Each state has codified the HAVA Act into their state law to some varying degrees which attempts to close the state to federal loophole. This creates some differences State by State, but two things I can tell you for sure: 1. Per the affidavit of Tore Maras there is most likely a trapdoor mechanism that can alter our votes. 2. There is questionable oversight of the voting machines via EAC policies. We sued the Secretary of State for both these topics. We have sourced every machine in use in the state of Iowa to lack of proper EAC certification which we simplified into the following table. You can read more about it and download a copy of what we filed on our lawsuit page.

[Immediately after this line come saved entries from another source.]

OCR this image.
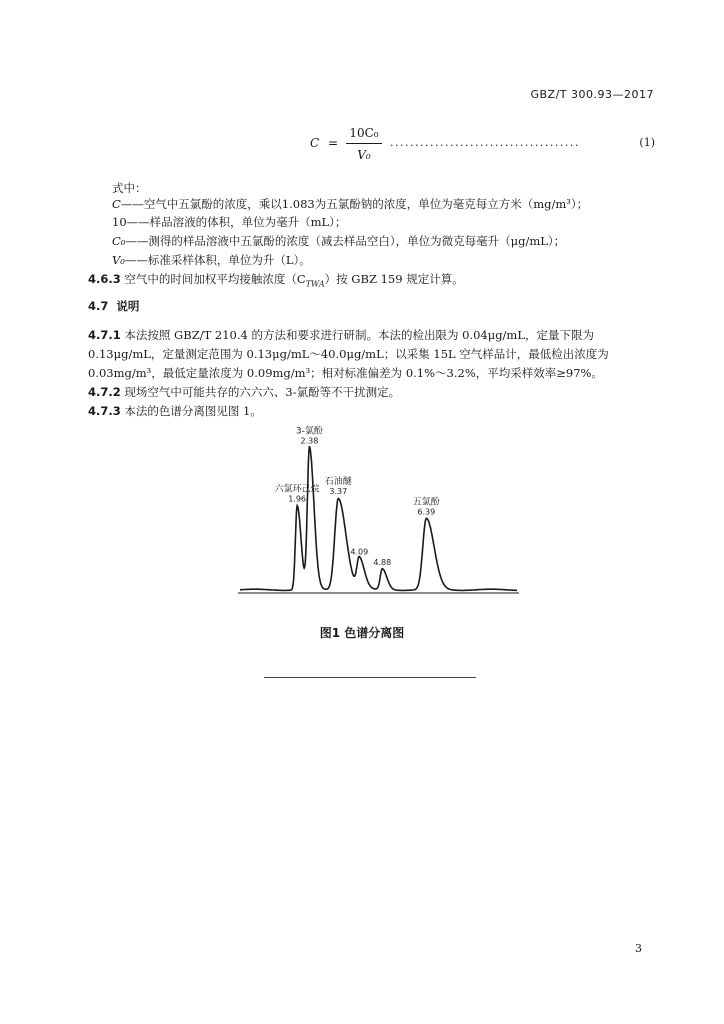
GBZ/T 300.93—2017
C =
10C₀
V₀
......................................	(1)
式中：
C——空气中五氯酚的浓度，乘以1.083为五氯酚钠的浓度，单位为毫克每立方米（mg/m³）；
10——样品溶液的体积，单位为毫升（mL）；
C₀——测得的样品溶液中五氯酚的浓度（减去样品空白），单位为微克每毫升（μg/mL）；
V₀——标准采样体积，单位为升（L）。
4.6.3 空气中的时间加权平均接触浓度$(C_{TWA})$按 GBZ 159 规定计算。
4.7 说明
4.7.1 本法按照 GBZ/T 210.4 的方法和要求进行研制。本法的检出限为 0.04μg/mL，定量下限为
0.13μg/mL，定量测定范围为 0.13μg/mL～40.0μg/mL；以采集 15L 空气样品计，最低检出浓度为
0.03mg/m³，最低定量浓度为 0.09mg/m³；相对标准偏差为 0.1%～3.2%，平均采样效率≥97%。
4.7.2 现场空气中可能共存的六六六、3-氯酚等不干扰测定。
4.7.3 本法的色谱分离图见图 1。
六氯环己烷
1.96
3-氯酚
2.38
石油醚
3.37
4.09
4.88
五氯酚
6.39
图1 色谱分离图
3
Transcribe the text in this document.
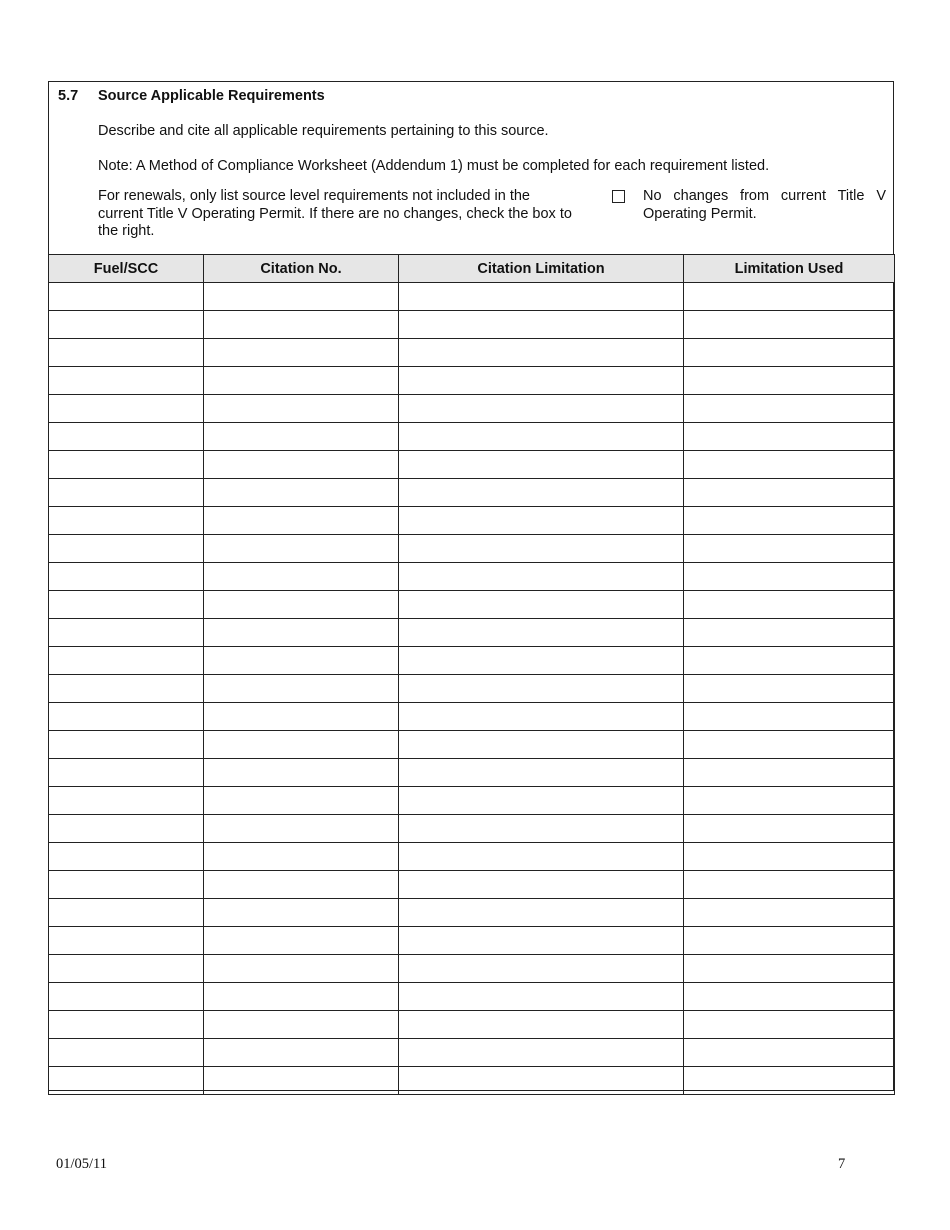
5.7 Source Applicable Requirements
Describe and cite all applicable requirements pertaining to this source.
Note: A Method of Compliance Worksheet (Addendum 1) must be completed for each requirement listed.
For renewals, only list source level requirements not included in the current Title V Operating Permit. If there are no changes, check the box to the right.
No changes from current Title V Operating Permit.
Fuel/SCC	Citation No.	Citation Limitation	Limitation Used

01/05/11	7
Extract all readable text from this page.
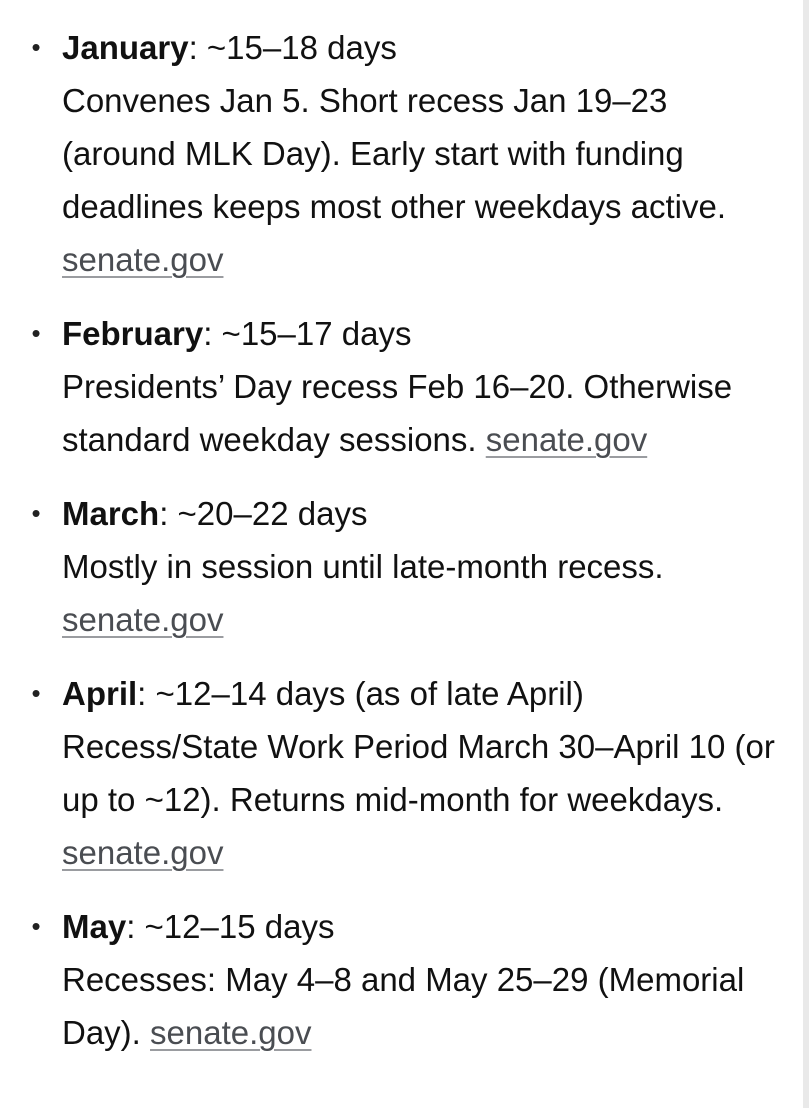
• January: ~15–18 days
Convenes Jan 5. Short recess Jan 19–23 (around MLK Day). Early start with funding deadlines keeps most other weekdays active. senate.gov
• February: ~15–17 days
Presidents’ Day recess Feb 16–20. Otherwise standard weekday sessions. senate.gov
• March: ~20–22 days
Mostly in session until late-month recess. senate.gov
• April: ~12–14 days (as of late April)
Recess/State Work Period March 30–April 10 (or up to ~12). Returns mid-month for weekdays. senate.gov
• May: ~12–15 days
Recesses: May 4–8 and May 25–29 (Memorial Day). senate.gov
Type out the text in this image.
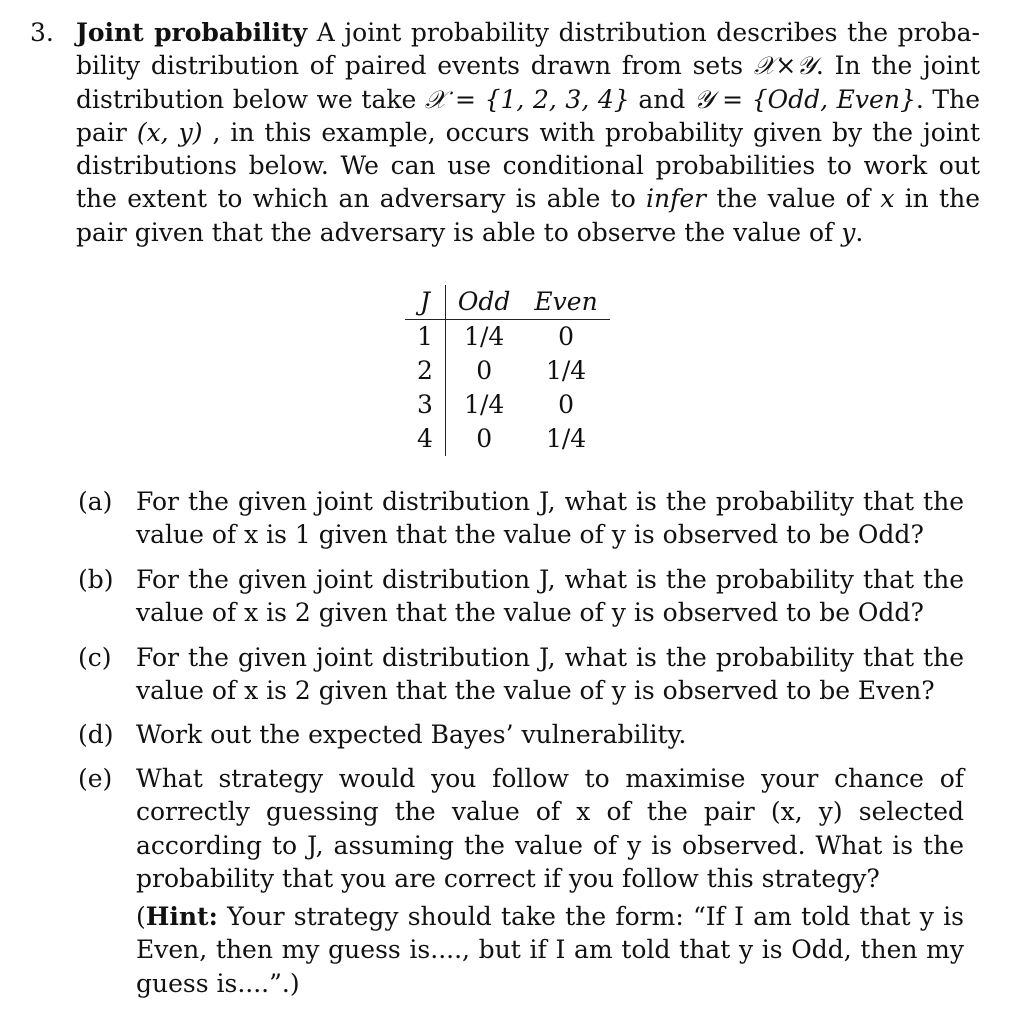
3. Joint probability A joint probability distribution describes the proba-bility distribution of paired events drawn from sets 𝒳×𝒴. In the joint distribution below we take 𝒳 = {1, 2, 3, 4} and 𝒴 = {Odd, Even}. The pair (x, y) , in this example, occurs with probability given by the joint distributions below. We can use conditional probabilities to work out the extent to which an adversary is able to infer the value of x in the pair given that the adversary is able to observe the value of y.
J	Odd	Even
1	1/4	0
2	0	1/4
3	1/4	0
4	0	1/4
(a) For the given joint distribution J, what is the probability that the value of x is 1 given that the value of y is observed to be Odd?
(b) For the given joint distribution J, what is the probability that the value of x is 2 given that the value of y is observed to be Odd?
(c) For the given joint distribution J, what is the probability that the value of x is 2 given that the value of y is observed to be Even?
(d) Work out the expected Bayes’ vulnerability.
(e) What strategy would you follow to maximise your chance of correctly guessing the value of x of the pair (x, y) selected according to J, assuming the value of y is observed. What is the probability that you are correct if you follow this strategy?
(Hint: Your strategy should take the form: “If I am told that y is Even, then my guess is...., but if I am told that y is Odd, then my guess is....”.)
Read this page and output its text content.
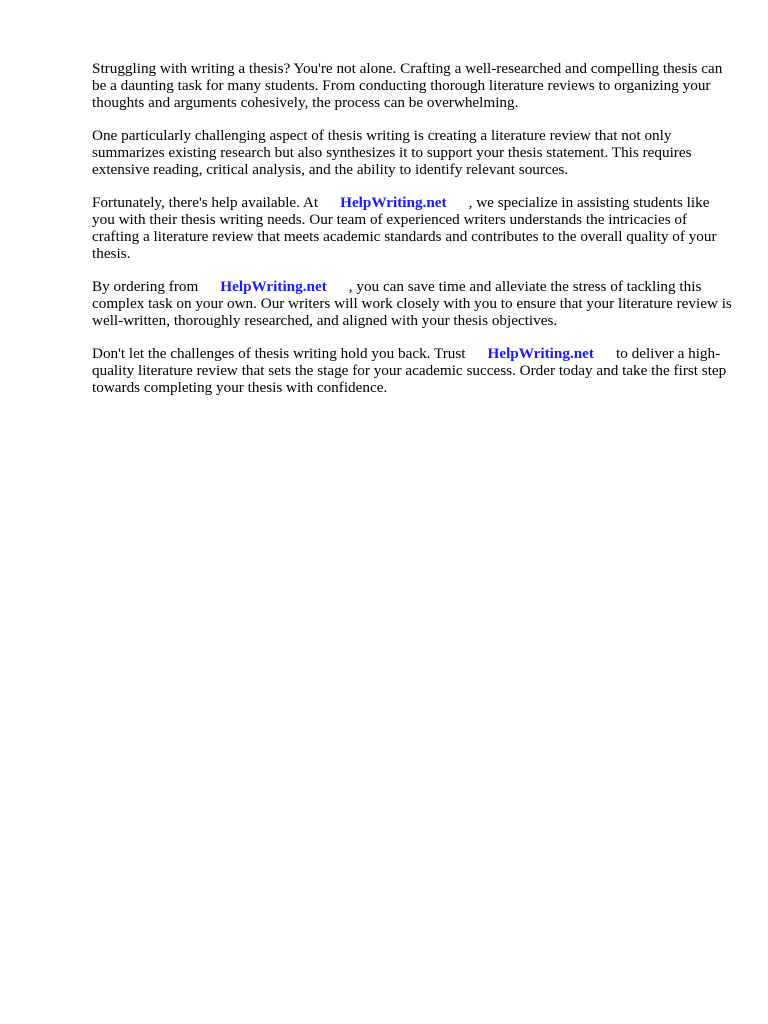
Struggling with writing a thesis? You're not alone. Crafting a well-researched and compelling thesis can be a daunting task for many students. From conducting thorough literature reviews to organizing your thoughts and arguments cohesively, the process can be overwhelming.

One particularly challenging aspect of thesis writing is creating a literature review that not only summarizes existing research but also synthesizes it to support your thesis statement. This requires extensive reading, critical analysis, and the ability to identify relevant sources.

Fortunately, there's help available. At HelpWriting.net , we specialize in assisting students like you with their thesis writing needs. Our team of experienced writers understands the intricacies of crafting a literature review that meets academic standards and contributes to the overall quality of your thesis.

By ordering from HelpWriting.net , you can save time and alleviate the stress of tackling this complex task on your own. Our writers will work closely with you to ensure that your literature review is well-written, thoroughly researched, and aligned with your thesis objectives.

Don't let the challenges of thesis writing hold you back. Trust HelpWriting.net to deliver a high-quality literature review that sets the stage for your academic success. Order today and take the first step towards completing your thesis with confidence.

Elections in the state of Iowa are ultimately under the administration of the Secretary of State (SoS). County precincts flow through the administration of the County Auditor up to the Secretary of State. In Iowa we use hand marked ballots that are counted by a machine tabulator. The machines are approved by the State Board of Examiners, which is made up three members assigned by the SoS, with at least one trained in cybersecurity, and no more than one in the same political party. Precinct election workers verify voter registration and ID and direct voters to feed the tabulators with their ballots when they are finished voting. They count the total ballots for any anomaly but not the votes on the ballots themselves. This is fed into a black box, meaning what goes in and out of it is a mystery. See Iowa Code §52 and the Iowa Admin Code 721 §22 for the precise legal details of the election process.
There are many mechanisms for fraud, some of which Iowa has safeguarded against, some which major figures have influenced us to singularly focus on like ballot harvesting.
However, A vote is not a ballot, and how the votes are counted is the fundamental mechanism for fraud. A fraud that could not take place if we counted the votes ourselves, and whose results we could more easily audit to people in our community entrusted to count it accurately.
The fraud is in the machines. The truth is that at the moment the people that win our elections are either allowed to win, or selected to win, at the will of those who have access to the trapdoor mechanism.